I know a few people who's children have been diagnosed later/ are being assessed still and they seem to wish that things had been picked up earlier. Of course your DH sounds as if he is worried about your child being labelled all his life with something "negative" ...

do you know anyone adult with AS to ask what their opinion is? or there is a very good ASD forum which has a lot of adult AS members, who may be able to offer opinions, I can pm you the address if you like?

BTW: My DH comments on the kids strange behaviour but will not really discusses the kids diagnoses, and indeed with youngest seemed to dismiss it when he was being assessed.

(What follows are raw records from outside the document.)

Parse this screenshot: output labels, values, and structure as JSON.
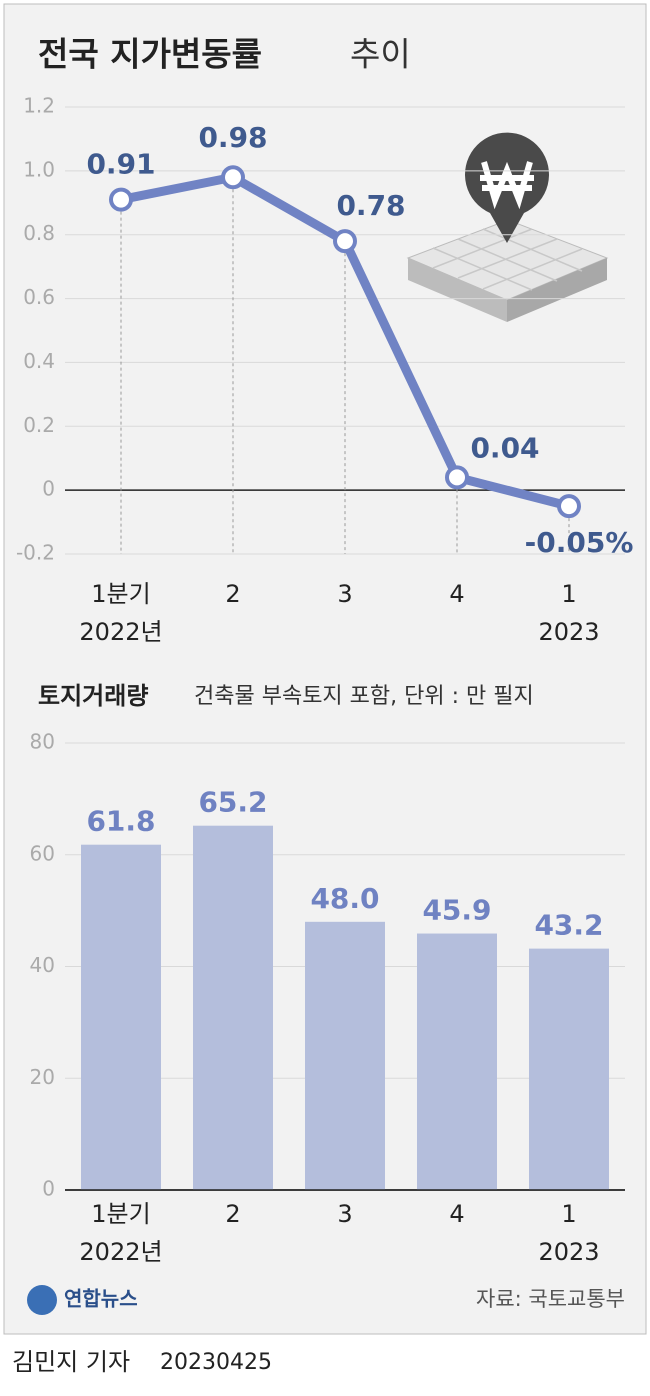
{
  "chart_data": [
    {
      "type": "line",
      "title": "전국 지가변동률",
      "title_suffix": "추이",
      "categories": [
        "1분기",
        "2",
        "3",
        "4",
        "1"
      ],
      "category_years": [
        "2022년",
        null,
        null,
        null,
        "2023"
      ],
      "values": [
        0.91,
        0.98,
        0.78,
        0.04,
        -0.05
      ],
      "value_labels": [
        "0.91",
        "0.98",
        "0.78",
        "0.04",
        "-0.05%"
      ],
      "color": "#7083c4",
      "ylim": [
        -0.2,
        1.2
      ],
      "yticks": [
        -0.2,
        0,
        0.2,
        0.4,
        0.6,
        0.8,
        {
          "value": 1,
          "label": "1.0"
        },
        1.2
      ],
      "grid": true
    },
    {
      "type": "bar",
      "title": "토지거래량",
      "subtitle": "건축물 부속토지 포함, 단위 : 만 필지",
      "categories": [
        "1분기",
        "2",
        "3",
        "4",
        "1"
      ],
      "category_years": [
        "2022년",
        null,
        null,
        null,
        "2023"
      ],
      "values": [
        61.8,
        65.2,
        48.0,
        45.9,
        43.2
      ],
      "value_labels": [
        "61.8",
        "65.2",
        "48.0",
        "45.9",
        "43.2"
      ],
      "color": "#b4bedc",
      "ylim": [
        0,
        80
      ],
      "yticks": [
        0,
        20,
        40,
        60,
        80
      ],
      "grid": true
    }
  ],
  "footer": {
    "logo": "연합뉴스",
    "source": "자료: 국토교통부",
    "byline": "김민지 기자",
    "date": "20230425"
  }
}
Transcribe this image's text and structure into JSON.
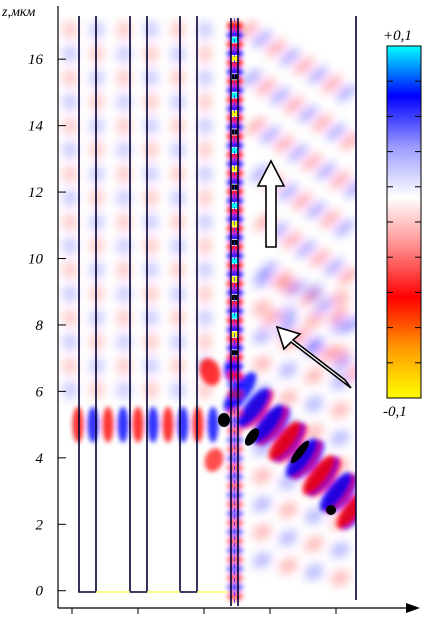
{
  "axis": {
    "z_label": "z,мкм",
    "ticks": [
      "0",
      "2",
      "4",
      "6",
      "8",
      "10",
      "12",
      "14",
      "16"
    ],
    "tick_values": [
      0,
      2,
      4,
      6,
      8,
      10,
      12,
      14,
      16
    ],
    "range": [
      -0.4,
      17.3
    ]
  },
  "colorbar": {
    "max_label": "+0,1",
    "min_label": "-0,1",
    "range": [
      -0.1,
      0.1
    ],
    "stops": [
      "#ffff00",
      "#ff9900",
      "#ff0000",
      "#ff8c8c",
      "#ffffff",
      "#9a9aff",
      "#0000ff",
      "#00ffff"
    ]
  },
  "colors": {
    "positive_field": "#0000ff",
    "negative_field": "#ff0000",
    "structure_lines": "#000033"
  },
  "arrows": [
    {
      "name": "incident-direction",
      "direction": "up-left"
    },
    {
      "name": "propagation-direction",
      "direction": "up"
    }
  ]
}
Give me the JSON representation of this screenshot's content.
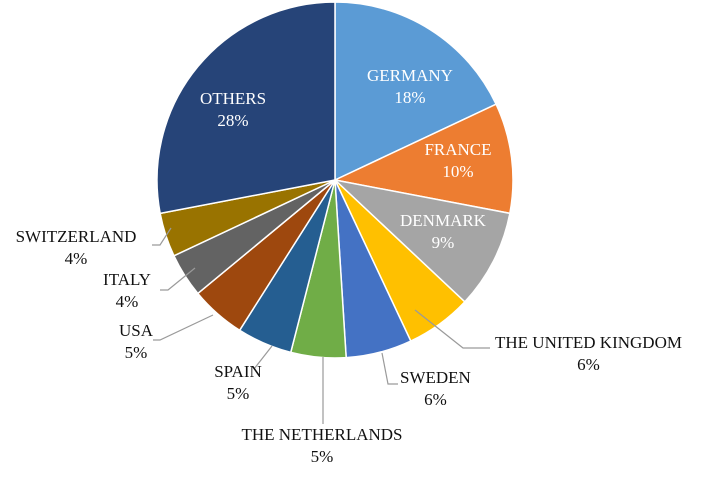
{
  "chart_data": {
    "type": "pie",
    "title": "",
    "start_angle_deg": 0,
    "direction": "clockwise",
    "slices": [
      {
        "label": "GERMANY",
        "value_label": "18%",
        "value": 18,
        "color": "#5B9BD5",
        "label_position": "inside"
      },
      {
        "label": "FRANCE",
        "value_label": "10%",
        "value": 10,
        "color": "#ED7D31",
        "label_position": "inside"
      },
      {
        "label": "DENMARK",
        "value_label": "9%",
        "value": 9,
        "color": "#A5A5A5",
        "label_position": "inside"
      },
      {
        "label": "THE UNITED KINGDOM",
        "value_label": "6%",
        "value": 6,
        "color": "#FFC000",
        "label_position": "outside"
      },
      {
        "label": "SWEDEN",
        "value_label": "6%",
        "value": 6,
        "color": "#4472C4",
        "label_position": "outside"
      },
      {
        "label": "THE NETHERLANDS",
        "value_label": "5%",
        "value": 5,
        "color": "#70AD47",
        "label_position": "outside"
      },
      {
        "label": "SPAIN",
        "value_label": "5%",
        "value": 5,
        "color": "#255E91",
        "label_position": "outside"
      },
      {
        "label": "USA",
        "value_label": "5%",
        "value": 5,
        "color": "#9E480E",
        "label_position": "outside"
      },
      {
        "label": "ITALY",
        "value_label": "4%",
        "value": 4,
        "color": "#636363",
        "label_position": "outside"
      },
      {
        "label": "SWITZERLAND",
        "value_label": "4%",
        "value": 4,
        "color": "#997300",
        "label_position": "outside"
      },
      {
        "label": "OTHERS",
        "value_label": "28%",
        "value": 28,
        "color": "#264478",
        "label_position": "inside"
      }
    ],
    "legend": "none"
  }
}
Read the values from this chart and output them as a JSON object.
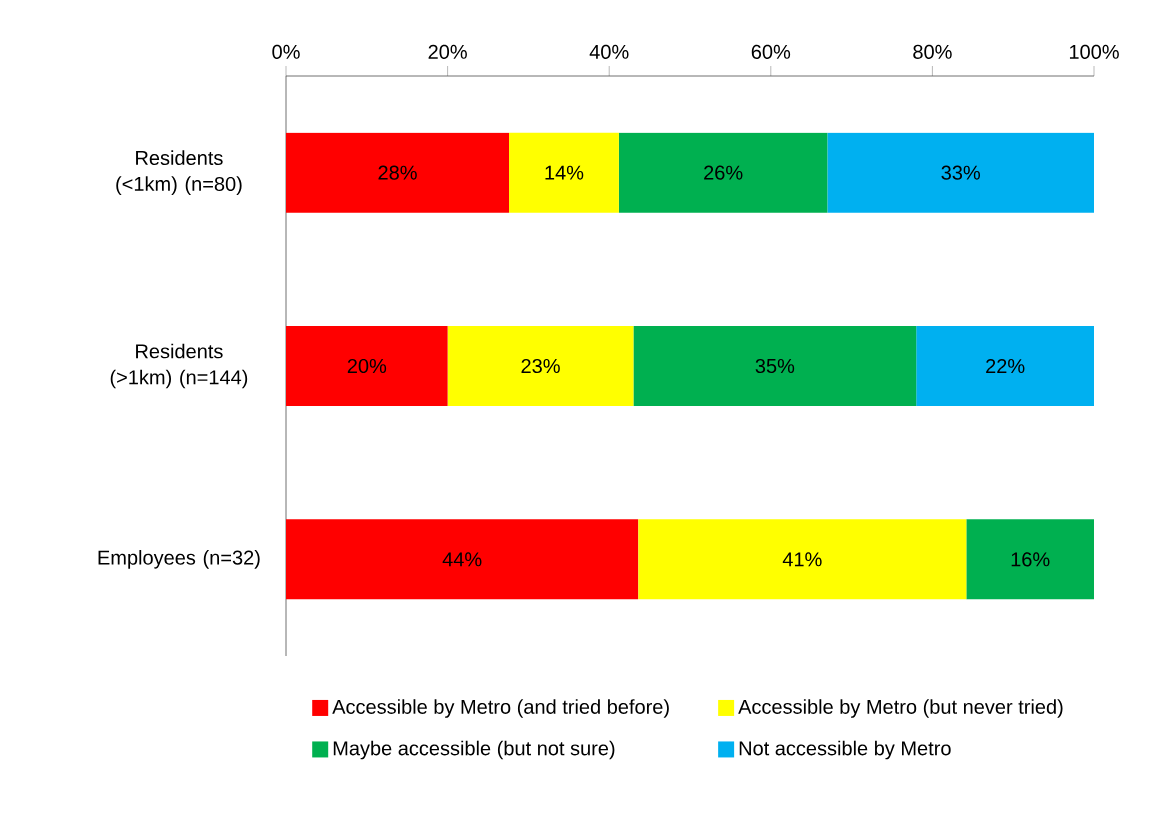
{
  "chart_data": {
    "type": "bar",
    "orientation": "horizontal",
    "stacked": true,
    "categories": [
      "Residents (<1km) (n=80)",
      "Residents (>1km) (n=144)",
      "Employees (n=32)"
    ],
    "series": [
      {
        "name": "Accessible by Metro (and tried before)",
        "color": "#ff0000",
        "values": [
          27.6,
          20,
          43.6
        ],
        "value_labels": [
          "28%",
          "20%",
          "44%"
        ]
      },
      {
        "name": "Accessible by Metro (but never tried)",
        "color": "#ffff00",
        "values": [
          13.6,
          23,
          40.6
        ],
        "value_labels": [
          "14%",
          "23%",
          "41%"
        ]
      },
      {
        "name": "Maybe accessible (but not sure)",
        "color": "#00b050",
        "values": [
          25.8,
          35,
          15.8
        ],
        "value_labels": [
          "26%",
          "35%",
          "16%"
        ]
      },
      {
        "name": "Not accessible by Metro",
        "color": "#00b0f0",
        "values": [
          33,
          22,
          null
        ],
        "value_labels": [
          "33%",
          "22%",
          null
        ]
      }
    ],
    "xlim": [
      0,
      100
    ],
    "xticks": [
      {
        "value": 0,
        "label": "0%"
      },
      {
        "value": 20,
        "label": "20%"
      },
      {
        "value": 40,
        "label": "40%"
      },
      {
        "value": 60,
        "label": "60%"
      },
      {
        "value": 80,
        "label": "80%"
      },
      {
        "value": 100,
        "label": "100%"
      }
    ],
    "legend": "bottom",
    "grid": false
  }
}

He has had 6yrs to get used to eldest having PDA, perhaps will take this long for him to deal with youngest having ASD.. I deal with all the stuff like school issues/annual reviews/ DLA applications/ medical appointments and it is hard so I appreciate being able to post in forums like this to release some stress and "talk" to others in similar situations.
Take care

ALMummy · 21/03/2008 16:36

Thanks crazyjimbob. Would like that address please.

Think my DH is going to be similar to yours. I spent a year dealing with the worry of this alone because he just would not talk about it or accept that there might be a problem and if I am honest that is the real reason that we left it a while before pursuing a diagnosis. I was wanting to do it immediately but he asked for 6 months and I suppose I hoped everything would turn out ok. Finally he is taking things on board and the other day he said to me that this was the most difficult thing he has ever experienced or had to deal with - not in a self centred way but just not knowing how to help or the best course of action, I felt like saying "Yes I know pal, I could of been doing with a bit of support over the last year when I have had to deal with the idea of it alone because NO ONE would accept there might be a problem." The only good thing is I am a year further on so have accepted it and am moving forward in a much more practical way, looking for diagnosis etc. DH just does whatever I say we need to do now, about time .

Thanks for your reply. This board has been a life saver for me and I honestly feel has gone a long way to helping me accept things as they are. So many people on here with much more serious situations and also so many with similar DC. It just really helps to know that.

OP posts:
crazyjimbob · 22/03/2008 13:58

Hi, having trouble with pc being really slow so just a quick post to say that address is
www.asd-forum.org.uk/forum/

Glad your DH is starting to take it on board. hope you find something useful in the other forum and let us know how things are going.

crazyjimbob · 22/03/2008 14:00

www.asd-forum.org.uk/forum/

tried to post as a link - hope it works!

MUM23ASD · 26/03/2008 13:13

ds2 and 3 both chewed collars- ds3 is nearly 9 and really i'd say for a few months has stopped chewing- but he has gone back to picking nose...seems has to do one or the other- and i hate both!!!

all my 3 ds's have ASD and all still chew toys and favourite being playstation controllers....eldest is 14 (!!!)

ds2 is a button chewer.

ds3 went through a phase last summer of chewing VELCRO of all things- he liked the squeaky sound it made on his teeth-even the mere thought of chewing velcro makes me sick!!!

ALMUMMY...i totally understand ALL you are feeling.

Last month i finally voiced out loud what i have felt like for ages:
"I am NOT a MUM"...."I am a TEACHER".

Occaisionally i have 'warm fuzzy mumsey moments'...but few of them1 Whereas when i 'go into teacher mode' i feel stronger and though not quite the same as the 'mumsey' warm fuzzy feeling....i do get some pleasure.

like you, i see mumsnet as a lifeline- though nowadays i rarely get chance to post- so keep coming on here with any thoughts or worries you have.